Yes, having exactly matching spectrograms and waves for point 3 is not so simple though. I started implementing this in an experimental branch. I was sick for a while, so the next version is delayed by a few weeks, but I hope I can get this functionality done relatively soon. I heard from colleagues that this end-to-end finetuning actually has a much bigger impact than I expected. The upcoming release will focus a lot on quality.

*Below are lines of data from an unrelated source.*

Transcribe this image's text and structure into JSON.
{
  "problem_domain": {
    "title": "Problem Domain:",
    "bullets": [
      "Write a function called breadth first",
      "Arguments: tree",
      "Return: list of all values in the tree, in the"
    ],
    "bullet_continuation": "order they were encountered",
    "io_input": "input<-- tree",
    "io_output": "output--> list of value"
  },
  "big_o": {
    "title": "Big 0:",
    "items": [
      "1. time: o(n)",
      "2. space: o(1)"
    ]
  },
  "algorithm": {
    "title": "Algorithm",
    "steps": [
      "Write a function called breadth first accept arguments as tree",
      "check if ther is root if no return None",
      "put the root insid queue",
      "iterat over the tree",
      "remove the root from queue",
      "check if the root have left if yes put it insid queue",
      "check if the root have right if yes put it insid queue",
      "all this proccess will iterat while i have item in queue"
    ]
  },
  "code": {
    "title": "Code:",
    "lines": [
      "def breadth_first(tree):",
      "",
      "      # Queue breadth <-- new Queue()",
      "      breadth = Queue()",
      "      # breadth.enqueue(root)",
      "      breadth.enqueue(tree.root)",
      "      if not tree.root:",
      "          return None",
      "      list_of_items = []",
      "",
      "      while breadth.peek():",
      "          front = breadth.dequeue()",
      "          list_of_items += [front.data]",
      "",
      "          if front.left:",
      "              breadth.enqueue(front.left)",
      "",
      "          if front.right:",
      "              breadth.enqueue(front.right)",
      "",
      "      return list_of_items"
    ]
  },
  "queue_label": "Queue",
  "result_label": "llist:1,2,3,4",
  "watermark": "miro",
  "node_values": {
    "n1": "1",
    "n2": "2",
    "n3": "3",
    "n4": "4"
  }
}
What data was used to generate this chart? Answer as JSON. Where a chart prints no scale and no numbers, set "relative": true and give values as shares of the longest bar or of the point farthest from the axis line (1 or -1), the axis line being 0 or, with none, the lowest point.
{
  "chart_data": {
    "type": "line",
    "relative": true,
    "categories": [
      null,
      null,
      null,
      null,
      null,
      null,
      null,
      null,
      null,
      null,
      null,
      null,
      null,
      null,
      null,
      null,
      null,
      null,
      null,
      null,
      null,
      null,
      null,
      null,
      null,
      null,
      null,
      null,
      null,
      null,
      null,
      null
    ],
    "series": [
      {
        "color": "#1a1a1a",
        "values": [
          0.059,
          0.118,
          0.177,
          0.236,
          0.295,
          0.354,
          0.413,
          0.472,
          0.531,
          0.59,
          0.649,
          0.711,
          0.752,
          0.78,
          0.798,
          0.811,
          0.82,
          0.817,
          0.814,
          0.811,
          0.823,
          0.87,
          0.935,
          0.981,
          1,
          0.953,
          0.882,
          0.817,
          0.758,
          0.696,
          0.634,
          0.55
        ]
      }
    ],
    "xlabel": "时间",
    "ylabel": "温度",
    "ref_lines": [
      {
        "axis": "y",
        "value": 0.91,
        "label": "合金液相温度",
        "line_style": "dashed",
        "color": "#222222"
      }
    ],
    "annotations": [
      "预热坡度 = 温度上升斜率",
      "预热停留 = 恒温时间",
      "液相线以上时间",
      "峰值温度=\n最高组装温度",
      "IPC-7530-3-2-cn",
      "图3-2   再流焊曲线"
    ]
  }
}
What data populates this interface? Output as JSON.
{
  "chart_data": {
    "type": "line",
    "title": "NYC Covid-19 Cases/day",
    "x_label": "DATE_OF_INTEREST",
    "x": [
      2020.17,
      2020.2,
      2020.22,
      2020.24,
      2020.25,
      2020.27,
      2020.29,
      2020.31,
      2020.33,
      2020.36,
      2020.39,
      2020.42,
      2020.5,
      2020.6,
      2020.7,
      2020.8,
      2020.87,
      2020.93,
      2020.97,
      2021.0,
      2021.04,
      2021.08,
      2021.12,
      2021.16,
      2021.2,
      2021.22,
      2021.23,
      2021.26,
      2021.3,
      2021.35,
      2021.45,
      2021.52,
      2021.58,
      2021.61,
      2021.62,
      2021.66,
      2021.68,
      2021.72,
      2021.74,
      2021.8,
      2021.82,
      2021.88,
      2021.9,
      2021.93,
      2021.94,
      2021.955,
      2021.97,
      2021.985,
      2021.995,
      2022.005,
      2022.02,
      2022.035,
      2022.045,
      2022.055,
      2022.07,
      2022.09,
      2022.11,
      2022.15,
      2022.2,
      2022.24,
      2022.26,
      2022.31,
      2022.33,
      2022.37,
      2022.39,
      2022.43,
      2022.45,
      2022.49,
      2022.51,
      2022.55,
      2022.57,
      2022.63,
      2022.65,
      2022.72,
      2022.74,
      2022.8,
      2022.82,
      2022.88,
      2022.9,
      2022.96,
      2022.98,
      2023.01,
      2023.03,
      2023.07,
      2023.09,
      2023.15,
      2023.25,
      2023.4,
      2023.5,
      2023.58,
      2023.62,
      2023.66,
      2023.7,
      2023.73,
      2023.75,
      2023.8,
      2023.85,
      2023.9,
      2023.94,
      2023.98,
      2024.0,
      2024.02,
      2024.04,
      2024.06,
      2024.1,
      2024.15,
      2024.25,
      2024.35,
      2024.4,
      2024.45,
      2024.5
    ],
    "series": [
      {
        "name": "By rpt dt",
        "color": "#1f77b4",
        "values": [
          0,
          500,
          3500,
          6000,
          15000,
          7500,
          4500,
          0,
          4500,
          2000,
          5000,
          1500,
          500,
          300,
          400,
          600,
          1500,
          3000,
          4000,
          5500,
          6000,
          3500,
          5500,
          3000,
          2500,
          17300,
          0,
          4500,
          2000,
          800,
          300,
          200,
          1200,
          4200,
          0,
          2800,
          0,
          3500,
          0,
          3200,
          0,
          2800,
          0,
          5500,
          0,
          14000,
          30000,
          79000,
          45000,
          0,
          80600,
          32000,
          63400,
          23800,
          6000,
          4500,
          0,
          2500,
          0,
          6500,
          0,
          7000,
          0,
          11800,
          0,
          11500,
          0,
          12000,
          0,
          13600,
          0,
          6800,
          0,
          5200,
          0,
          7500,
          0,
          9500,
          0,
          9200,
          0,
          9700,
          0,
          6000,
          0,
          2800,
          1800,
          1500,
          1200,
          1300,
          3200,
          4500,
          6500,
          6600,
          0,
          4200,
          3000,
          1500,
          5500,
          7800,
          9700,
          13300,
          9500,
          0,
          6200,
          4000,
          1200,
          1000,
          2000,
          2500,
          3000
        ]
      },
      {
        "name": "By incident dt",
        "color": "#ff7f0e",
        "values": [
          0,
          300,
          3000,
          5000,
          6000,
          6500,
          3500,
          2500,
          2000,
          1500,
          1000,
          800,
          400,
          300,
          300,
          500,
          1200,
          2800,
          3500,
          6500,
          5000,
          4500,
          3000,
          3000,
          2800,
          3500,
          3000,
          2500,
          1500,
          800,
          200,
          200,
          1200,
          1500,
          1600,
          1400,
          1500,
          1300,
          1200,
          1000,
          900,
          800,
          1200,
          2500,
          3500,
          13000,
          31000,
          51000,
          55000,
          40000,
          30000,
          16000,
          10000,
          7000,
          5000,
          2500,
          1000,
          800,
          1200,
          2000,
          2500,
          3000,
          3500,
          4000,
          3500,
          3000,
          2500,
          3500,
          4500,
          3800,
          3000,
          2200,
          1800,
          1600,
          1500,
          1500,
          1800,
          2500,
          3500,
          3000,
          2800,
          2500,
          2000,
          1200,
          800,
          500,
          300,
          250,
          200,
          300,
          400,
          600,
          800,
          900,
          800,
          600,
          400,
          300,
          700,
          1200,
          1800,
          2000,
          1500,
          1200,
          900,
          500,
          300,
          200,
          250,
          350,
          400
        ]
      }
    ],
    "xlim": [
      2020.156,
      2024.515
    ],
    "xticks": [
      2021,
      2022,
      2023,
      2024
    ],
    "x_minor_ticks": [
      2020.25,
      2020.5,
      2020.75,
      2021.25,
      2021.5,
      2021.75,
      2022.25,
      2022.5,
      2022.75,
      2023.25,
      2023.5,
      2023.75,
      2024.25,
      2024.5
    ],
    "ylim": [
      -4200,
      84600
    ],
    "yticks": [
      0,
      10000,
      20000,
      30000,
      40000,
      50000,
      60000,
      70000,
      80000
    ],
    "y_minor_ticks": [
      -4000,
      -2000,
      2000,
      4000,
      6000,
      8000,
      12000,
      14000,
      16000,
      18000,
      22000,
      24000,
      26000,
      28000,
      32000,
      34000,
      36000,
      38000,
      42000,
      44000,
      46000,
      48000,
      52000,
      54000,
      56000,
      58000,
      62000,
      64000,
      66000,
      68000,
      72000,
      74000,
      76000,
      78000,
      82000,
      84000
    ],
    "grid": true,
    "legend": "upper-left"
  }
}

@Flux9665 Glad to hear you recovered and you're fit again ! Looking forward to test the upcoming version when it is ready (by now I am experimenting a lot on Coqui YourTTS, so I will be able to better understand Toucan when it's ready). Keep on the good work😊
Today's release makes all of the experimental changes stable, which should have some improvements in quality. The biggest change is that the PostNet part of the spectrogram synthesis is now a normalizing flow, as in the PortaSpeech architecture. The harmonics in the spectrogram definitely go up to much higher frequencies than they did before. Also the vocoder now uses 24kHz instead of 48kHz, which produces a lot less artifacts. The variance of the prosody is still pretty flat mostly and there are some more things I want to try, so the next release might bring some more improvements with respect to the naturalness. But for now, all experimental changes are stable and new models are provided.
Hi,
I have been playing around with Toucan TTS for some times and it is really easy to use and training is fast. I finetuned the provided Meta pretrained model with a 8 hour dataset and the result is not as good as I was expecting. So I wonder if I could make it even better or if you could help me spot where the "problem" lies in the generated audio :
Here are the waveforms (top is Coqui VITS with 260k step trained from scratch model, bottom is Toucan FastSpeech2 with 200k step trained from Meta model) :
The associated spectrograms :
And the audios :
This is from Coqui VITS, I find it crystal clear : https://user-images.githubusercontent.com/91517923/202889766-0c2ad9ad-2ec2-4376-9abc-17a008e58364.mp4
This is from FastSpeech2. It sounds as on old tapes, the voice is like shivering (I don't know it that's the right terms!) https://user-images.githubusercontent.com/91517923/202889734-3a02486d-3785-4e83-8365-614c6ac0f64f.mp4
Both generated audios have been compressed to mp4 to be able to post them, but they are pretty close to what the wavs sound like (to my hearing there is no difference).
So how can I make Toucan FastSpeech2 model sound better ? Should I train it some more steps or should on the contrary is it over-trained / over-fitted ? Or the only way would be to implement VITS in Toucan (I don't think it is straight forward to do) ?
Thank you in advance for helping me improve the results!